Lonerin creyó que el corazón se le iba a salir del pecho. Las imágenes de aquellos años de odio hacia la Gilda lo invadieron, cegándolo. Sin embargo, habló sin tapujos, con soltura.

—Mi madre ofreció su vida a la Gilda para que yo me salvara de la fiebre roja. Desde entonces albergo un rencor sin límites contra esa secta. Al principio quería empuñar la espada, ir a la Casa y perpetrar una masacre. Pero mi maestro me salvó y me inició en la magia. Después estudié, estudié muchísimo, y me uní a la resistencia, y en esta lucha he hallado una razón para seguir adelante. Pero no puedo desprenderme del odio. Destruir la Gilda es la primera razón de mi vida.

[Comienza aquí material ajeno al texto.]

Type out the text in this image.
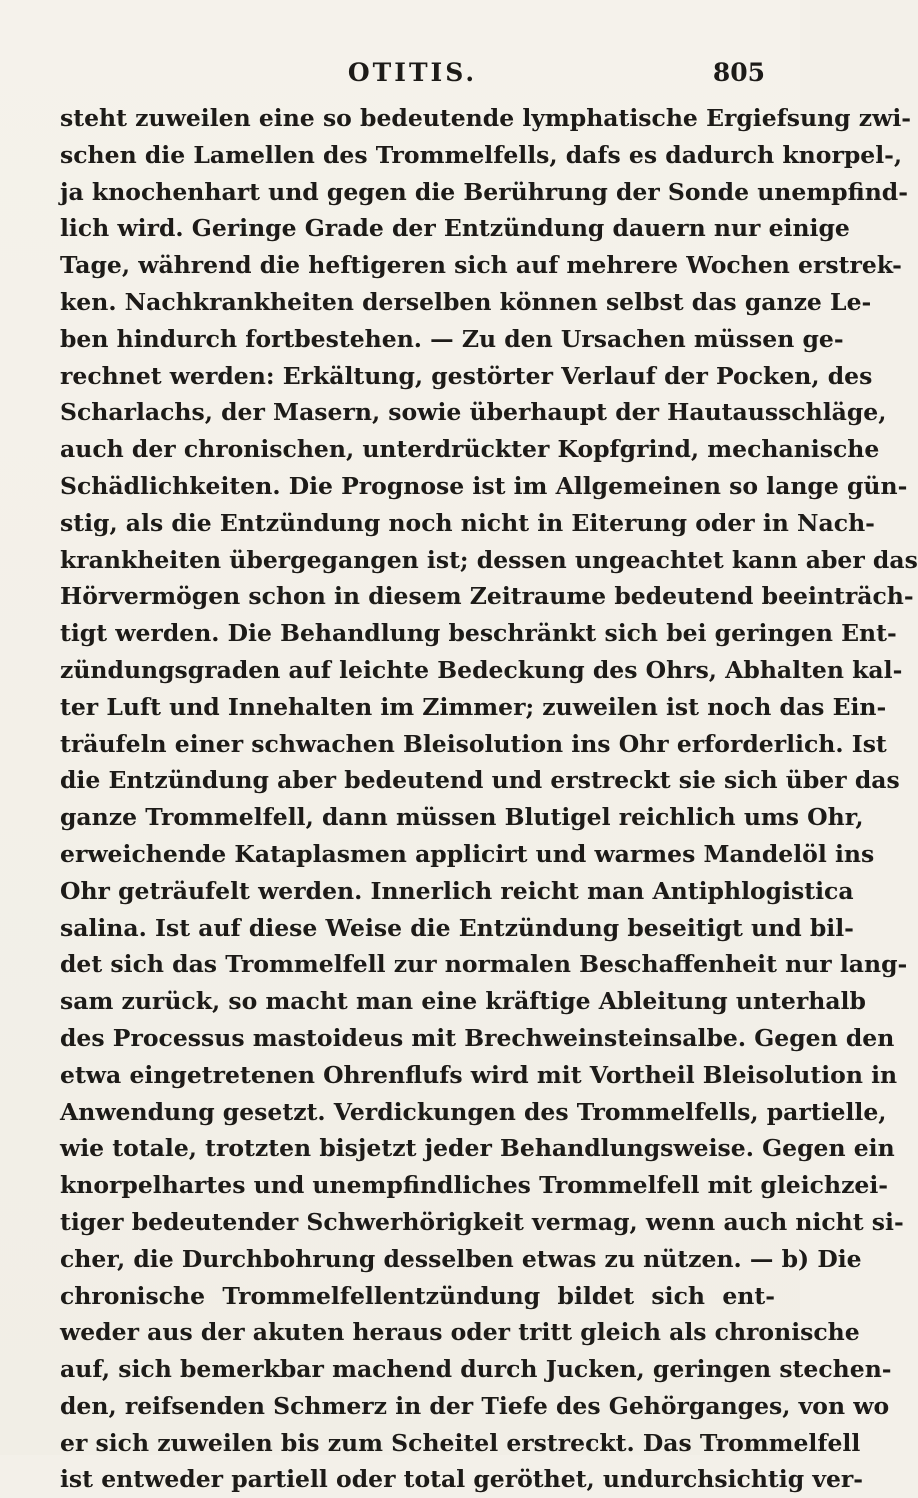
OTITIS.	805
steht zuweilen eine so bedeutende lymphatische Ergiefsung zwi-
schen die Lamellen des Trommelfells, dafs es dadurch knorpel-,
ja knochenhart und gegen die Berührung der Sonde unempfind-
lich wird. Geringe Grade der Entzündung dauern nur einige
Tage, während die heftigeren sich auf mehrere Wochen erstrek-
ken. Nachkrankheiten derselben können selbst das ganze Le-
ben hindurch fortbestehen. — Zu den Ursachen müssen ge-
rechnet werden: Erkältung, gestörter Verlauf der Pocken, des
Scharlachs, der Masern, sowie überhaupt der Hautausschläge,
auch der chronischen, unterdrückter Kopfgrind, mechanische
Schädlichkeiten. Die Prognose ist im Allgemeinen so lange gün-
stig, als die Entzündung noch nicht in Eiterung oder in Nach-
krankheiten übergegangen ist; dessen ungeachtet kann aber das
Hörvermögen schon in diesem Zeitraume bedeutend beeinträch-
tigt werden. Die Behandlung beschränkt sich bei geringen Ent-
zündungsgraden auf leichte Bedeckung des Ohrs, Abhalten kal-
ter Luft und Innehalten im Zimmer; zuweilen ist noch das Ein-
träufeln einer schwachen Bleisolution ins Ohr erforderlich. Ist
die Entzündung aber bedeutend und erstreckt sie sich über das
ganze Trommelfell, dann müssen Blutigel reichlich ums Ohr,
erweichende Kataplasmen applicirt und warmes Mandelöl ins
Ohr geträufelt werden. Innerlich reicht man Antiphlogistica
salina. Ist auf diese Weise die Entzündung beseitigt und bil-
det sich das Trommelfell zur normalen Beschaffenheit nur lang-
sam zurück, so macht man eine kräftige Ableitung unterhalb
des Processus mastoideus mit Brechweinsteinsalbe. Gegen den
etwa eingetretenen Ohrenflufs wird mit Vortheil Bleisolution in
Anwendung gesetzt. Verdickungen des Trommelfells, partielle,
wie totale, trotzten bisjetzt jeder Behandlungsweise. Gegen ein
knorpelhartes und unempfindliches Trommelfell mit gleichzei-
tiger bedeutender Schwerhörigkeit vermag, wenn auch nicht si-
cher, die Durchbohrung desselben etwas zu nützen. — b) Die
chronische Trommelfellentzündung bildet sich ent-
weder aus der akuten heraus oder tritt gleich als chronische
auf, sich bemerkbar machend durch Jucken, geringen stechen-
den, reifsenden Schmerz in der Tiefe des Gehörganges, von wo
er sich zuweilen bis zum Scheitel erstreckt. Das Trommelfell
ist entweder partiell oder total geröthet, undurchsichtig ver-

El canto de un grillo sirvió de colofón a su historia, y Lonerin se sintió extraordinariamente en paz consigo mismo. Recordó la noche, ya lejana, en que le había contado lo mismo a Theana, y ella, a su vez, había compartido su carga con él. Fue la primera y última vez que le habló de su padre, y lo hizo con una sinceridad tan desgarradora y con tanto dolor que él se sintió destrozado.

—Al final el odio también desaparece.

Lonerin abrió unos ojos como platos. Desde que se conocieron, era la primera vez que los labios de Sennar pronunciaban palabras de esperanza.

—El cansancio llega antes. Las cenizas permanecen siempre, y quizá alguna vez acabes cediendo, como me sucedió a mí.

Permaneció en silencio un minuto, y Lonerin comprendió que estaba recordando aquel episodio en el claro, cuando mató por primera y única vez en su vida.

—Pero al final todo pasa. Nihal lo había superado, ¿sabes? Y también te sucederá a ti. Ahora eres joven, y los jóvenes viven la vida al límite, las pasiones los devoran. Pero pasan los años y ayudan a sofocar hasta los incendios más devastadores. Yo no odio a nadie. Ni al Tirano, ni a los fammin… ni siquiera a los elfos. Ya no odio a nadie. Me limito a sobrevivir.

Lonerin miró el cielo y las estrellas empañadas. No lograba identificar ninguna constelación. Se preguntó si valía la pena pagar aquel precio por ver sucumbir a su enemigo. ¿Valía la pena perderlo todo, y resignarse a la absurdidad del mundo para no volver a sentir la tentación de la muerte?

—Mañana te enseñaré a transferir tu espíritu a un artefacto —dijo Sennar, lacónico.

La pregunta de Lonerin quedó en el aire, sin formular.

—Hoy descansamos, pero mañana, a trabajar —sentenció el viejo mago, exhalando un largo suspiro de cansancio.